Face aux particularismes religieux qui entraîneraient l’absentéisme spécifique des élèves dont les croyances s’opposeraient aux contenus de certains cours ou au calendrier scolaire commun, la jurisprudence administrative confirme qu’aucune communauté religieuse ne peut se soustraire aux obligations scolaires essentielles.
Ce principe de laïcité est clairement menacé sous le coup de poussées communautaristes, d’intégrismes religieux et de l’émergence de phénomènes sectaires particulièrement sensibles au sein de l’école de la République.
Le développement, depuis une dizaine d’années, de ce qu’il est convenu d’appeler les affaires de voile islamique en est l’expression la plus symbolique, mais elle n’est pas la seule et l’on peut craindre une multiplication des coups portés à la neutralité de l’école si le principe de laïcité n’est pas réaffirmé et garanti.
Le foulard islamique demeure la marque intangible, non seulement d’une croyance religieuse qu’il n’est aucunement question de remettre en cause, ni même de juger, mais au-delà, il est un signe de discrimination sexuelle et un acte politique fort en complète contradiction avec notre tradition républicaine d’intégration. Il est un acte politique lorsqu’une jeune fille refuse d’ôter le voile en salle de classe, et lorsque ce refus s’accompagne d’un absentéisme accru, voire systématique, dans certains cours tels que les activités physiques et sportives, les sciences naturelles et la littérature française des lumières.
Qui ne voit qu’il constitue dès lors la contestation des valeurs et de la culture françaises, le symbole du refus, la plupart du temps imposé à ces jeunes filles, de l’intégration que permet l’école de la République ?
Les développements des affaires de voile islamique comme mais aussi, plus récemment, les conflits naissant du refus de participer à certains cours, d’éducation physique et sportive par exemple, la contestation du contenu de certains enseignements comme l’histoire, montrent que ces affaires procèdent de stratégies clairement élaborées et s’appuyant sur les faiblesses du dispositif juridique de nature à assurer le respect de la neutralité politique et religieuse de l’école.

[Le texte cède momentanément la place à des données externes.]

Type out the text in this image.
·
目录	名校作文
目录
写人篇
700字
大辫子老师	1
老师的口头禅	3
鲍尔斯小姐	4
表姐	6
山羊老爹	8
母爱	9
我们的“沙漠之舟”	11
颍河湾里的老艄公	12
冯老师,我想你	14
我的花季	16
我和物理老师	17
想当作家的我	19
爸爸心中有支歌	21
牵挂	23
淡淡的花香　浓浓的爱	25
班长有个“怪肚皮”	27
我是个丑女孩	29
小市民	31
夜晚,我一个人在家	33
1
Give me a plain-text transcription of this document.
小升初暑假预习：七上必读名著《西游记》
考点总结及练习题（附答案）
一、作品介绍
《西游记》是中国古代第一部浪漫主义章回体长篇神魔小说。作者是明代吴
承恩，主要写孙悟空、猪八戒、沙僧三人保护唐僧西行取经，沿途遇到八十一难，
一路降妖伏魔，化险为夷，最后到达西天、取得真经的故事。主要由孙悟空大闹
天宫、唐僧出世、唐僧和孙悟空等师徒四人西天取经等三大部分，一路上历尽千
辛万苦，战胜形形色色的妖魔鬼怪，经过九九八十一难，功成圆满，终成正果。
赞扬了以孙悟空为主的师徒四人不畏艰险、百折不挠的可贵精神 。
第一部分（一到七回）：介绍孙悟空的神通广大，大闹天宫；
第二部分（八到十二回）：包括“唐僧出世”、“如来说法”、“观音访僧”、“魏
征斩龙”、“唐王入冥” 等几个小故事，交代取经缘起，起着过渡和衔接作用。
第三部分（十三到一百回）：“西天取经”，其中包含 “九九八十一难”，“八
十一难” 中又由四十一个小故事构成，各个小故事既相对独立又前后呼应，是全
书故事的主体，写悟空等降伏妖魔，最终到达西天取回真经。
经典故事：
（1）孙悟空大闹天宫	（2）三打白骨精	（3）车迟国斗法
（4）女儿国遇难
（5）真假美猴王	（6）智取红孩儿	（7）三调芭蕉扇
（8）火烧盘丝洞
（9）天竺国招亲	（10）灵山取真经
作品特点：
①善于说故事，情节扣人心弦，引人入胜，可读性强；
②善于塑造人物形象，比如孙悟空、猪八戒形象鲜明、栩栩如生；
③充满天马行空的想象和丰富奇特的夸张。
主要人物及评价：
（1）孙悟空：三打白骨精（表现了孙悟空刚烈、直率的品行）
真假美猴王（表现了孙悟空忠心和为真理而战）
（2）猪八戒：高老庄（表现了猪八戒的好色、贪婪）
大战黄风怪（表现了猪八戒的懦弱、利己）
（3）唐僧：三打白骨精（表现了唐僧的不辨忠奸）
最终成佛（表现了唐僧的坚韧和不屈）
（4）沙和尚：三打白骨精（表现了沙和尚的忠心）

Depuis l’avis du Conseil d’État du 27 novembre 1989 et les circulaires ministérielles des 12 décembre 1989 et 20 septembre 1994, le corps enseignant confronté à ces problèmes, les parents d’élèves, et tous ceux qui sont attachés aux valeurs républicaines ont le sentiment d’une véritable démission de l’État, d’un abandon voire d’une liquidation du principe de laïcité scolaire.
Le socle jurisprudentiel évolutif et contradictoire n’est pas le corpus juridique de nature à réaffirmer et garantir ce principe, pilier de notre modèle national.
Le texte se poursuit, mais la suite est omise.